Where does the summation convention break?

Question

In my work I have spotted something "weird". Consider the matrix

\begin{align*} M_{ij} =1-\delta_{ij}. \end{align*} I want to find $ M^{2} $ in terms of its components. So \begin{align*} (M^{2})_{ij} =(M M)_{ij}& =M_{ia}M_{aj} \tag{1}\\ & = (1-\delta_{ia})(1-\delta_{aj}) \tag{2}\\ & =1+\delta_{ia}\delta_{aj}-\delta_{ia}-\delta_{aj} \tag{3}\\ & =1+\delta_{ij}-1 -1 \tag{4}\\ & =-1+\delta_{ij},\tag{5} \end{align*} however, this is clearly wrong, as consider $ n=2 $ , in which case we have \begin{align*} \begin{pmatrix} 0 & 1 \\ 1 &0 \end{pmatrix} \begin{pmatrix} 0 & 1 \\ 1 & 0 \end{pmatrix} =\begin{pmatrix} 1 & 0 \\ 0 & 1 \end{pmatrix} . \end{align*} A guess where this goes wrong is from $ (1) $ to $ (2) $ as expanding $ (3) $ gives $ k $ as a free index, over which I have summed over. I did so because I couldn't leave it since it is a dummy variable. My best guess is that I am simply not allowed to go from $ (1) $ to $ (2) $ but I am not sure as to why that is.

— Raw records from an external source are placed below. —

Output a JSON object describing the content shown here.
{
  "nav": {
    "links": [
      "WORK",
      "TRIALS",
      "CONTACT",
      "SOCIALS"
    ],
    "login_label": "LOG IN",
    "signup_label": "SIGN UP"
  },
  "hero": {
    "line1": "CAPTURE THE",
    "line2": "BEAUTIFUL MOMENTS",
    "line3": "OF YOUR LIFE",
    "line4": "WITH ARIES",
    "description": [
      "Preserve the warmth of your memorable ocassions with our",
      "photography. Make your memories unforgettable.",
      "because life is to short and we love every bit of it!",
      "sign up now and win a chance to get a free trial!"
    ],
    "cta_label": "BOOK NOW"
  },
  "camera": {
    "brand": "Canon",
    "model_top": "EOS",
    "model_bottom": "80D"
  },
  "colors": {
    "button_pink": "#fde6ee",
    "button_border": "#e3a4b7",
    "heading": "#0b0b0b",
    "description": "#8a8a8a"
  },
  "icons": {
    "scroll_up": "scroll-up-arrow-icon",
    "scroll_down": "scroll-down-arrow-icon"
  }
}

If anybody could shine some light on this I would greatly appriciate it.

Answer 1

The $1$ in the definition is a matrix, not a number, and should be written as $1_{ij}$. ($J_{ij}$ would be better because the matrix of all ones doesn't act like the multiplicative identity, but I will leave it as $1_{ij}$.) Not writing the indices here causes problems later.

Following your derivation, we get \begin{align*} M_{ij} =1_{ij}-\delta_{ij}, \end{align*} and computing $M^2$, we get \begin{align*} (M^{2})_{ij} =(M M)_{ij}& =M_{ia}M_{aj} \tag{1}\\ & = (1_{ia}-\delta_{ia})(1_{aj}-\delta_{aj}) \tag{2}\\ & =1_{ia}1_{aj}+\delta_{ia}\delta_{aj}-\delta_{ia}1_{aj}-1_{ia}\delta_{aj} \tag{3}\\ & =n 1_{ij}+\delta_{ij}-1_{ij} -1_{ij} \tag{4}\\ & =(n-2) 1_{ij} +\delta_{ij},\tag{5} \end{align*} where we see the important error occurred in equation 4, where $1_{ia}1_{aj} = n 1_{ij} \neq 1_{ij}$

Answer 2

Let $A=(1-\delta_{ij})$, a matrix of order $n$. Then an easy calculation show that $A$ looks like a matrix which have all the entries with $1$ except when $i=j$ and it least case the matrix have only $0$ in the diagonal.

If you calculate $A^2$ you can notice that we always sum the $1$ by each entry except when we multiply the entry with $i=j$. Hence we always have in all the entries with $i=j$the sum of $n-1$ ones. Otherwise we always sum $1$ in all the entries except when $i=j$ twice (in the row and in the column of $A$), which give the sum of $n-2$ ones. As result, if $A$ is a matrix of order $n$ and $A$ is written as above.

$$A^2=(a_{ij})=\begin{cases}a_{ij}=n-1 \, \text{if i=j } \\ a_{ij}=n-2 \, \text{if $i\neq j$} \end{cases}.$$

Answer 3

(1) is already wrong—the right-hand side should be $\displaystyle\sum_{a=1}^n M_{ia}M_{aj}$, with a summation sign. This will eventually expand to $$ \sum_{a=1}^n 1 - \sum_{a=1}^n \delta_{ia} - \sum_{a=1}^n \delta_{aj} + \sum_{a=1}^n \delta_{ia}\delta_{aj}, $$ from which you should be able to recover the correct answer. (In your method, you guessed to sum certain parts of the formula but not all of them; writing the sums explicitly takes the guesswork away.)